MiniMax-M3 — MXFP4 (mixed precision)

A 4-bit MXFP4 quantization of MiniMax-M3, produced with qstream. The routed MoE experts (≈95% of the weights) are quantized to MXFP4; everything that is quality-sensitive is kept at higher precision.

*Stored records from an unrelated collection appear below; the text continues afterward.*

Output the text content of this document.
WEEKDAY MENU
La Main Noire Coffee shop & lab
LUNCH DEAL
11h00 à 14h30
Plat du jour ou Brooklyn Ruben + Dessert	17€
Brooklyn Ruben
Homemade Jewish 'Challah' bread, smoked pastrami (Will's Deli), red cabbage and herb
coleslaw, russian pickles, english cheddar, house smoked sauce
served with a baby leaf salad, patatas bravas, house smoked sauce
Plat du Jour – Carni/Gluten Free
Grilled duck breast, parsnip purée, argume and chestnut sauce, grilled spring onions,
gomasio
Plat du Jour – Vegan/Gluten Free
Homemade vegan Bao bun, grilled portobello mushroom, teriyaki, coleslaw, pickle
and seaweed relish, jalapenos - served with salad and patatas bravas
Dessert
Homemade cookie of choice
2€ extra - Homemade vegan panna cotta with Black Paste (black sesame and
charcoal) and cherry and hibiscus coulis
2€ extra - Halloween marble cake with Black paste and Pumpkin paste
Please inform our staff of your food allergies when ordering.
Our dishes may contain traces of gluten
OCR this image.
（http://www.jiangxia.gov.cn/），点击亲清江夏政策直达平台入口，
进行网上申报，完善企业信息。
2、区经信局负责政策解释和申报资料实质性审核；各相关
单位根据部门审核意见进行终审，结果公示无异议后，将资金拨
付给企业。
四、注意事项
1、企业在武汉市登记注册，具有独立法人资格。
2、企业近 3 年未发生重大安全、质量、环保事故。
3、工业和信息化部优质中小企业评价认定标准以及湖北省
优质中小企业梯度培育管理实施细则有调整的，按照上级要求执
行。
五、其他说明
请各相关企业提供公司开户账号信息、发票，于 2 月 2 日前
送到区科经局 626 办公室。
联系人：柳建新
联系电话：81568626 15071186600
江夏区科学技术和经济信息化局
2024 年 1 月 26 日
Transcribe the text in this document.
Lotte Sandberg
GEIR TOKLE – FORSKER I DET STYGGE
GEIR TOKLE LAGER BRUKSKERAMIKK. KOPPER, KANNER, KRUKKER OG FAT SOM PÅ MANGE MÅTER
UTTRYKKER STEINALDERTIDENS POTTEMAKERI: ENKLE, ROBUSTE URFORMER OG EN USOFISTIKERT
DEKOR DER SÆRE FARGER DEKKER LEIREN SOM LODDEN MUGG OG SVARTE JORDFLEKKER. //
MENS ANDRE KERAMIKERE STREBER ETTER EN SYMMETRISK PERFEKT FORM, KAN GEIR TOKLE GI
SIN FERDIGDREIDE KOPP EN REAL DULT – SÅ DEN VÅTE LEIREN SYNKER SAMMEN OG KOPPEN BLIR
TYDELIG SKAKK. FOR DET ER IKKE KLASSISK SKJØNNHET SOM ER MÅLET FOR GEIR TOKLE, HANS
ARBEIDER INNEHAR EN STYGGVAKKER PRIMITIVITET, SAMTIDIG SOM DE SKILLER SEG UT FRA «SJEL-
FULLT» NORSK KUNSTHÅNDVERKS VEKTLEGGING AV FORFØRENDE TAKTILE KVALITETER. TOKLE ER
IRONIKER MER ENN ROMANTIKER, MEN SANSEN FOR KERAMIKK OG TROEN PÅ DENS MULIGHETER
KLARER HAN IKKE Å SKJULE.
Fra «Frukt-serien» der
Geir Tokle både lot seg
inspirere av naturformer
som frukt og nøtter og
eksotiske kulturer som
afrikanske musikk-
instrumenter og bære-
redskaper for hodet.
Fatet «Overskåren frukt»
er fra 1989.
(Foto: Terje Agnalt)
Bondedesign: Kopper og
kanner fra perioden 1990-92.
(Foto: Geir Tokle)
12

4x RTX PRO 6000 launch recipe by 0xSero: https://github.com/0xSero/minimax-m3-sm120

Size 237 GB (down from 444 GB MXFP8 source, ~53%)
Format compressed-tensors mixed-precision (E2M1 4-bit + E8M0 group-32 scales)
Base MiniMax-M3 (256K-context vision-language sparse MoE, 128 experts top-4 + 1 shared, SwiGLU-OAI, lightning-indexer block-sparse attention)

What is quantized to what

Component Precision Why
Routed experts (block_sparse_moe.experts.*) MXFP4 (4-bit) 95% of the weights — the only place worth the size win
Shared expert, attention, dense MLP MXFP8 (8-bit, native passthrough) runs on every token / sensitive — kept lossless from the source
Embeddings, lm_head, router gate, vision tower, projector, norms BF16 / F32 unchanged

Quality (this checkpoint, served on vLLM)

Metric Result
Perplexity (clean English) 5.32
GSM8K (full 1319-problem test set, chain-of-thought) 92.9% (1225/1319)

Quantization is faithful: a degraded checkpoint would show PPL in the hundreds. Eval scripts: scripts/eval_ppl.py, scripts/eval_gsm8k.py in the qstream repo.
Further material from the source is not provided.